Birinci sebeb: Arapların
yağmuru yıldızlardan beklemesidir. İşte Nebi (Sallallahu Aleyhi ve Sellem)
kalplerle yıldızlar arasındaki bu alâkayı kesmiştir.
İkinci sebeb: Hz. Ömer
(Radiyallahu anh) zamanında kıtlık olmuştu. Ömer (Radiyallahu anh) Hz. Abbâs'a;
«Ülker yıldızlarından kaçı kalmış?» diye sormuş. Abbas (Radiyallahu anh) : «Söylendiği ne göre yâ Emîre'l-mü'minîn!

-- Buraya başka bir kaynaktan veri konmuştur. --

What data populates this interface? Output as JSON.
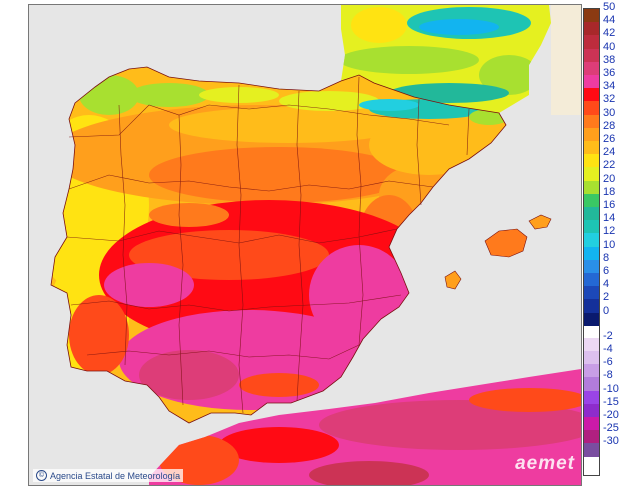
{
  "map": {
    "credit_text": "Agencia Estatal de Meteorología",
    "brand_text": "aemet",
    "background_color": "#e6e6e6",
    "sea_color": "#e6e6e6",
    "border_color": "#7a1010"
  },
  "legend": {
    "positive": [
      {
        "label": "50",
        "color": "#8b3a12"
      },
      {
        "label": "44",
        "color": "#a8282a"
      },
      {
        "label": "42",
        "color": "#bd2c3d"
      },
      {
        "label": "40",
        "color": "#cc3355"
      },
      {
        "label": "38",
        "color": "#dd3d78"
      },
      {
        "label": "36",
        "color": "#ee3ca0"
      },
      {
        "label": "34",
        "color": "#ff0a14"
      },
      {
        "label": "32",
        "color": "#ff4a1a"
      },
      {
        "label": "30",
        "color": "#ff7a1c"
      },
      {
        "label": "28",
        "color": "#ff9f1c"
      },
      {
        "label": "26",
        "color": "#ffbc1a"
      },
      {
        "label": "24",
        "color": "#ffe312"
      },
      {
        "label": "22",
        "color": "#e5f020"
      },
      {
        "label": "20",
        "color": "#a8e030"
      },
      {
        "label": "18",
        "color": "#3ac864"
      },
      {
        "label": "16",
        "color": "#22b89a"
      },
      {
        "label": "14",
        "color": "#1ec4b4"
      },
      {
        "label": "12",
        "color": "#22cfe0"
      },
      {
        "label": "10",
        "color": "#12b4f0"
      },
      {
        "label": "8",
        "color": "#2a8fe8"
      },
      {
        "label": "6",
        "color": "#2468d4"
      },
      {
        "label": "4",
        "color": "#1c48b8"
      },
      {
        "label": "2",
        "color": "#14309a"
      },
      {
        "label": "0",
        "color": "#0a1a6e"
      }
    ],
    "negative": [
      {
        "label": "-2",
        "color": "#ecd8f4"
      },
      {
        "label": "-4",
        "color": "#dcc0ee"
      },
      {
        "label": "-6",
        "color": "#c89ee6"
      },
      {
        "label": "-8",
        "color": "#b27cdc"
      },
      {
        "label": "-10",
        "color": "#9a44e6"
      },
      {
        "label": "-15",
        "color": "#8e2ccc"
      },
      {
        "label": "-20",
        "color": "#cc1aa8"
      },
      {
        "label": "-25",
        "color": "#b02080"
      },
      {
        "label": "-30",
        "color": "#7a4ea0"
      }
    ]
  }
}
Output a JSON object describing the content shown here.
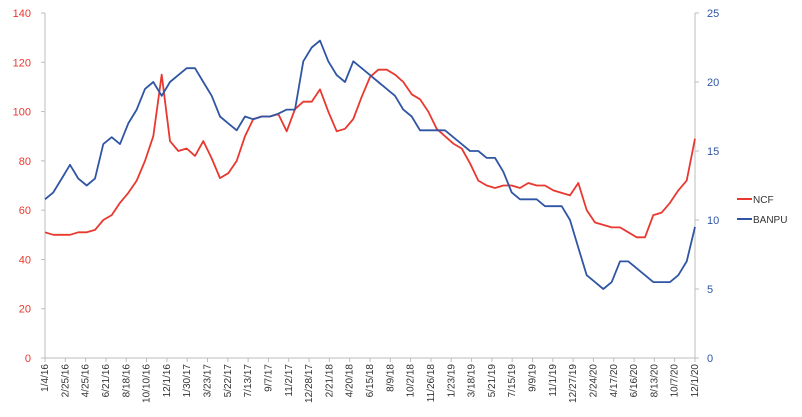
{
  "colors": {
    "ncf": "#e8382f",
    "banpu": "#2f55a4",
    "left_axis": "#e8382f",
    "right_axis": "#2f55a4",
    "x_tick": "#333333",
    "axis_line": "#bdbdbd"
  },
  "chart_data": {
    "type": "line",
    "title": "",
    "xlabel": "",
    "grid": false,
    "legend_position": "right",
    "x_tick_labels": [
      "1/4/16",
      "2/25/16",
      "4/25/16",
      "6/21/16",
      "8/18/16",
      "10/10/16",
      "12/1/16",
      "1/30/17",
      "3/23/17",
      "5/22/17",
      "7/13/17",
      "9/7/17",
      "11/2/17",
      "12/28/17",
      "2/21/18",
      "4/20/18",
      "6/15/18",
      "8/9/18",
      "10/2/18",
      "11/26/18",
      "1/23/19",
      "3/18/19",
      "5/21/19",
      "7/15/19",
      "9/9/19",
      "11/1/19",
      "12/27/19",
      "2/24/20",
      "4/17/20",
      "6/16/20",
      "8/13/20",
      "10/7/20",
      "12/1/20"
    ],
    "left_axis": {
      "ticks": [
        0,
        20,
        40,
        60,
        80,
        100,
        120,
        140
      ],
      "range": [
        0,
        140
      ]
    },
    "right_axis": {
      "ticks": [
        0,
        5,
        10,
        15,
        20,
        25
      ],
      "range": [
        0,
        25
      ]
    },
    "series": [
      {
        "name": "NCF",
        "axis": "left",
        "values": [
          51,
          50,
          50,
          50,
          51,
          51,
          52,
          56,
          58,
          63,
          67,
          72,
          80,
          90,
          115,
          88,
          84,
          85,
          82,
          88,
          81,
          73,
          75,
          80,
          90,
          97,
          98,
          98,
          99,
          92,
          101,
          104,
          104,
          109,
          100,
          92,
          93,
          97,
          106,
          114,
          117,
          117,
          115,
          112,
          107,
          105,
          100,
          93,
          90,
          87,
          85,
          79,
          72,
          70,
          69,
          70,
          70,
          69,
          71,
          70,
          70,
          68,
          67,
          66,
          71,
          60,
          55,
          54,
          53,
          53,
          51,
          49,
          49,
          58,
          59,
          63,
          68,
          72,
          89
        ]
      },
      {
        "name": "BANPU",
        "axis": "right",
        "values": [
          11.5,
          12,
          13,
          14,
          13,
          12.5,
          13,
          15.5,
          16,
          15.5,
          17,
          18,
          19.5,
          20,
          19,
          20,
          20.5,
          21,
          21,
          20,
          19,
          17.5,
          17,
          16.5,
          17.5,
          17.3,
          17.5,
          17.5,
          17.7,
          18,
          18,
          21.5,
          22.5,
          23,
          21.5,
          20.5,
          20,
          21.5,
          21,
          20.5,
          20,
          19.5,
          19,
          18,
          17.5,
          16.5,
          16.5,
          16.5,
          16.5,
          16,
          15.5,
          15,
          15,
          14.5,
          14.5,
          13.5,
          12,
          11.5,
          11.5,
          11.5,
          11,
          11,
          11,
          10,
          8,
          6,
          5.5,
          5,
          5.5,
          7,
          7,
          6.5,
          6,
          5.5,
          5.5,
          5.5,
          6,
          7,
          9.5
        ]
      }
    ]
  }
}
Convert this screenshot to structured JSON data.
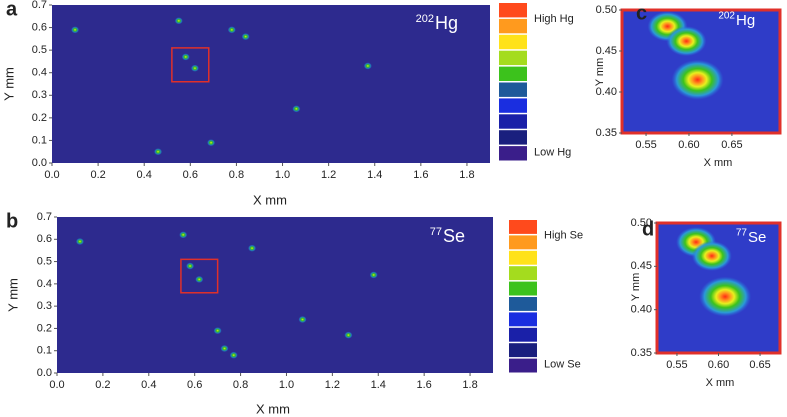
{
  "chart_data": [
    {
      "type": "heatmap",
      "panel": "a",
      "title_mass": "202",
      "title_element": "Hg",
      "xlabel": "X mm",
      "ylabel": "Y mm",
      "xlim": [
        0,
        1.9
      ],
      "ylim": [
        0,
        0.7
      ],
      "xticks": [
        {
          "value": 0,
          "label": "0.0"
        },
        0.2,
        0.4,
        0.6,
        0.8,
        {
          "value": 1,
          "label": "1.0"
        },
        1.2,
        1.4,
        1.6,
        1.8
      ],
      "yticks": [
        {
          "value": 0,
          "label": "0.0"
        },
        0.1,
        0.2,
        0.3,
        0.4,
        0.5,
        0.6,
        0.7
      ],
      "background": "#2d2a8e",
      "spots": {
        "x": [
          0.58,
          0.62,
          1.37,
          0.84,
          0.69,
          0.46,
          0.55,
          0.1,
          0.78,
          1.06
        ],
        "y": [
          0.47,
          0.42,
          0.43,
          0.56,
          0.09,
          0.05,
          0.63,
          0.59,
          0.59,
          0.24
        ]
      },
      "zoom_box": {
        "xlim": [
          0.52,
          0.68
        ],
        "ylim": [
          0.36,
          0.51
        ]
      },
      "box_color": "#e0302a",
      "legend": {
        "high": "High Hg",
        "low": "Low Hg",
        "colors": [
          "#ff4a1c",
          "#ff9a1e",
          "#ffe21a",
          "#a4dc1e",
          "#3cc21c",
          "#1e5a9a",
          "#1a2ee0",
          "#1a20a8",
          "#1a1f7e",
          "#3a1e8a"
        ]
      }
    },
    {
      "type": "heatmap",
      "panel": "b",
      "title_mass": "77",
      "title_element": "Se",
      "xlabel": "X mm",
      "ylabel": "Y mm",
      "xlim": [
        0,
        1.9
      ],
      "ylim": [
        0,
        0.7
      ],
      "xticks": [
        {
          "value": 0,
          "label": "0.0"
        },
        0.2,
        0.4,
        0.6,
        0.8,
        {
          "value": 1,
          "label": "1.0"
        },
        1.2,
        1.4,
        1.6,
        1.8
      ],
      "yticks": [
        {
          "value": 0,
          "label": "0.0"
        },
        0.1,
        0.2,
        0.3,
        0.4,
        0.5,
        0.6,
        0.7
      ],
      "background": "#2d2a8e",
      "spots": {
        "x": [
          0.1,
          0.58,
          0.62,
          1.38,
          0.85,
          0.7,
          1.07,
          0.73,
          0.77,
          1.27,
          0.55
        ],
        "y": [
          0.59,
          0.48,
          0.42,
          0.44,
          0.56,
          0.19,
          0.24,
          0.11,
          0.08,
          0.17,
          0.62
        ]
      },
      "zoom_box": {
        "xlim": [
          0.54,
          0.7
        ],
        "ylim": [
          0.36,
          0.51
        ]
      },
      "box_color": "#e0302a",
      "legend": {
        "high": "High Se",
        "low": "Low Se",
        "colors": [
          "#ff4a1c",
          "#ff9a1e",
          "#ffe21a",
          "#a4dc1e",
          "#3cc21c",
          "#1e5a9a",
          "#1a2ee0",
          "#1a20a8",
          "#1a1f7e",
          "#3a1e8a"
        ]
      }
    },
    {
      "type": "zoom",
      "panel": "c",
      "title_mass": "202",
      "title_element": "Hg",
      "xlabel": "X mm",
      "ylabel": "Y mm",
      "xlim": [
        0.522,
        0.706
      ],
      "ylim": [
        0.35,
        0.5
      ],
      "xticks": [
        0.55,
        {
          "value": 0.6,
          "label": "0.60"
        },
        0.65
      ],
      "yticks": [
        0.35,
        {
          "value": 0.4,
          "label": "0.40"
        },
        0.45,
        {
          "value": 0.5,
          "label": "0.50"
        }
      ],
      "background": "#2f3cc8",
      "frame_color": "#e0302a",
      "spots": {
        "x": [
          0.575,
          0.597,
          0.61
        ],
        "y": [
          0.48,
          0.462,
          0.415
        ]
      }
    },
    {
      "type": "zoom",
      "panel": "d",
      "title_mass": "77",
      "title_element": "Se",
      "xlabel": "X mm",
      "ylabel": "Y mm",
      "xlim": [
        0.526,
        0.674
      ],
      "ylim": [
        0.35,
        0.5
      ],
      "xticks": [
        0.55,
        {
          "value": 0.6,
          "label": "0.60"
        },
        0.65
      ],
      "yticks": [
        0.35,
        {
          "value": 0.4,
          "label": "0.40"
        },
        0.45,
        {
          "value": 0.5,
          "label": "0.50"
        }
      ],
      "background": "#2f3cc8",
      "frame_color": "#e0302a",
      "spots": {
        "x": [
          0.573,
          0.592,
          0.608
        ],
        "y": [
          0.478,
          0.462,
          0.415
        ]
      }
    }
  ]
}
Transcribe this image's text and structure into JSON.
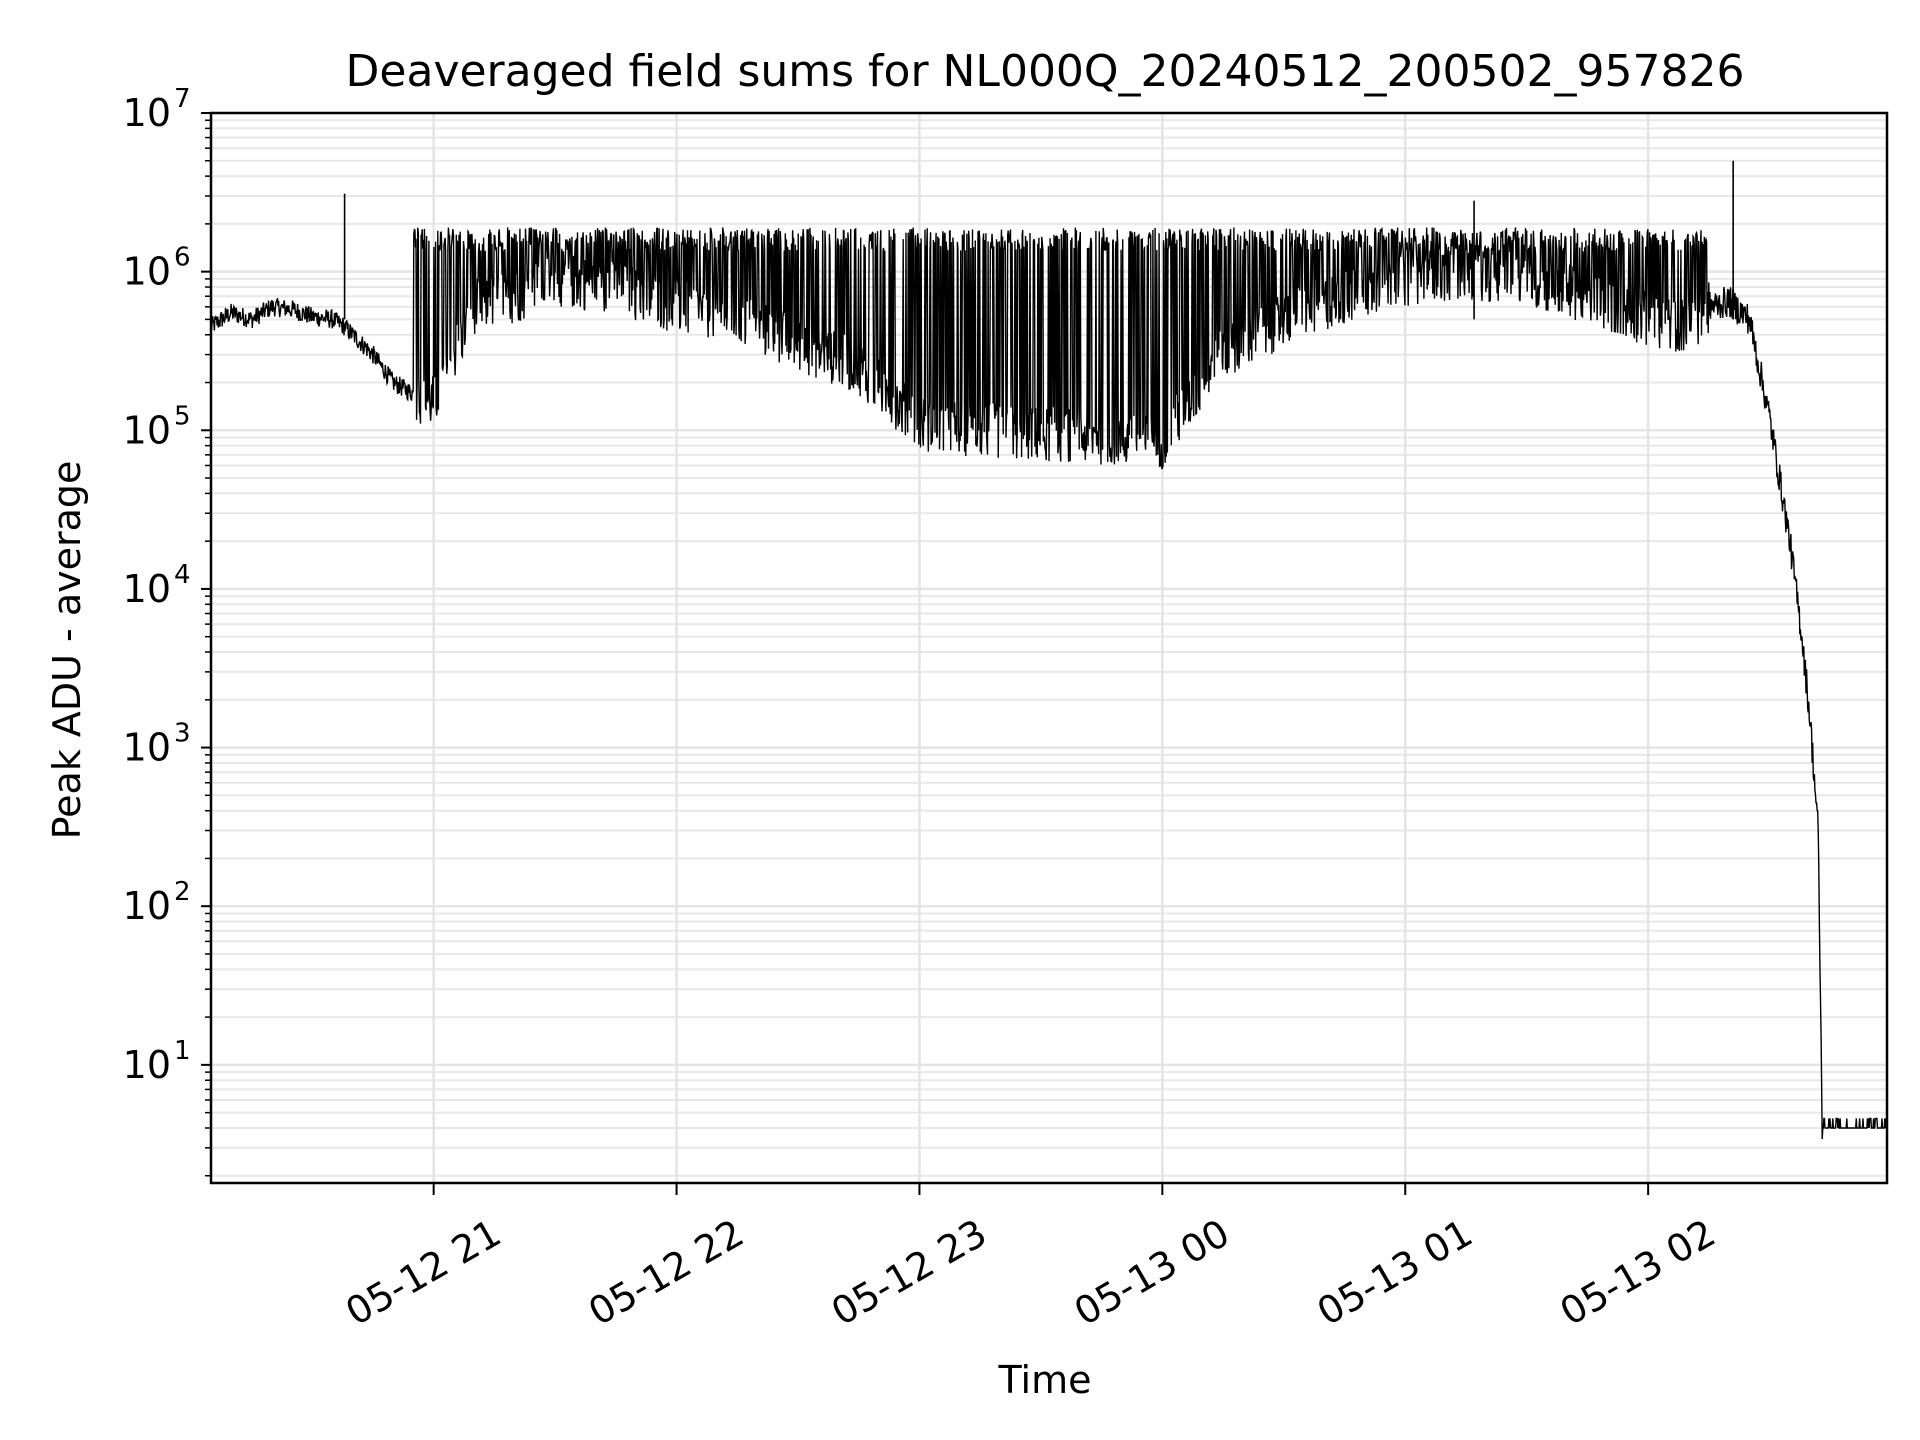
{
  "chart_data": {
    "type": "line",
    "title": "Deaveraged field sums for NL000Q_20240512_200502_957826",
    "xlabel": "Time",
    "ylabel": "Peak ADU - average",
    "yscale": "log",
    "ylim": [
      1.8,
      10000000
    ],
    "xlim": [
      "2024-05-12 20:05",
      "2024-05-13 02:59"
    ],
    "grid": true,
    "x_ticks": [
      {
        "t": "2024-05-12 21:00",
        "label": "05-12 21"
      },
      {
        "t": "2024-05-12 22:00",
        "label": "05-12 22"
      },
      {
        "t": "2024-05-12 23:00",
        "label": "05-12 23"
      },
      {
        "t": "2024-05-13 00:00",
        "label": "05-13 00"
      },
      {
        "t": "2024-05-13 01:00",
        "label": "05-13 01"
      },
      {
        "t": "2024-05-13 02:00",
        "label": "05-13 02"
      }
    ],
    "y_ticks": [
      {
        "value": 10,
        "base": "10",
        "exp": "1"
      },
      {
        "value": 100,
        "base": "10",
        "exp": "2"
      },
      {
        "value": 1000,
        "base": "10",
        "exp": "3"
      },
      {
        "value": 10000,
        "base": "10",
        "exp": "4"
      },
      {
        "value": 100000,
        "base": "10",
        "exp": "5"
      },
      {
        "value": 1000000,
        "base": "10",
        "exp": "6"
      },
      {
        "value": 10000000,
        "base": "10",
        "exp": "7"
      }
    ],
    "line_color": "#000000",
    "series": [
      {
        "x": [
          "2024-05-12 20:05",
          "2024-05-12 20:10",
          "2024-05-12 20:15",
          "2024-05-12 20:20",
          "2024-05-12 20:25",
          "2024-05-12 20:30",
          "2024-05-12 20:35",
          "2024-05-12 20:38",
          "2024-05-12 20:40",
          "2024-05-12 20:45",
          "2024-05-12 20:50",
          "2024-05-12 20:55",
          "2024-05-12 21:00",
          "2024-05-12 21:10",
          "2024-05-12 21:20",
          "2024-05-12 21:30",
          "2024-05-12 21:45",
          "2024-05-12 22:00",
          "2024-05-12 22:15",
          "2024-05-12 22:30",
          "2024-05-12 22:45",
          "2024-05-12 23:00",
          "2024-05-12 23:15",
          "2024-05-12 23:30",
          "2024-05-12 23:45",
          "2024-05-13 00:00",
          "2024-05-13 00:15",
          "2024-05-13 00:30",
          "2024-05-13 00:45",
          "2024-05-13 01:00",
          "2024-05-13 01:15",
          "2024-05-13 01:30",
          "2024-05-13 01:45",
          "2024-05-13 02:00",
          "2024-05-13 02:10",
          "2024-05-13 02:15",
          "2024-05-13 02:20",
          "2024-05-13 02:25",
          "2024-05-13 02:30",
          "2024-05-13 02:35",
          "2024-05-13 02:38",
          "2024-05-13 02:40",
          "2024-05-13 02:42",
          "2024-05-13 02:43",
          "2024-05-13 02:50",
          "2024-05-13 02:59"
        ],
        "y": [
          450000,
          550000,
          500000,
          600000,
          580000,
          520000,
          500000,
          450000,
          400000,
          300000,
          200000,
          170000,
          150000,
          600000,
          700000,
          900000,
          800000,
          600000,
          500000,
          350000,
          250000,
          110000,
          100000,
          95000,
          90000,
          85000,
          300000,
          500000,
          700000,
          900000,
          1000000,
          900000,
          700000,
          500000,
          450000,
          600000,
          650000,
          500000,
          120000,
          20000,
          5000,
          1500,
          300,
          4,
          4,
          4
        ]
      }
    ]
  }
}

onlar ufuk ila yedi dane olarak görünüyorlarmış.» demişti. Mezkur yıldızlar
kaybolur olmaz yağmur indi. Ömerle Abbas'a bakın ki, onlar bile Ülker
yıldızlarını ve zamanı gelince onların batmasını beklemişlerdir.» İbni'l-Arâbî sözüne şöyle devam ediyor : «Şüphesiz ki yağmuru Allah'dan değilde —
yıldız yaratmış olmak üzere — yıldızlardan bekleyen kimse kâfirdir. Allah'ın yıldızlara verdiği bir hâssaddan
dolayı yıldızlar yağmuru yaratır diye i'tikad eden de kâfirdir. Çünkü yaratmak
ve emir vermek Allah'dan başkasına caiz değildir. Nitekim Allah Teala: «Dikkat edin yaratmak ve emir ancak ona
mahsustur. [A'raf 54] buyurmuştur. Ama yıldızların doğup batmasını
bekleyerek, Allah'ın âdeti budur diye
onlardan yağmur bekleyene bir şey yoktur. Zira Allah'u Teala bulutlara, rüzgâr
ve yağmurlara bir takım menfaatlar tevdi etmiştir...»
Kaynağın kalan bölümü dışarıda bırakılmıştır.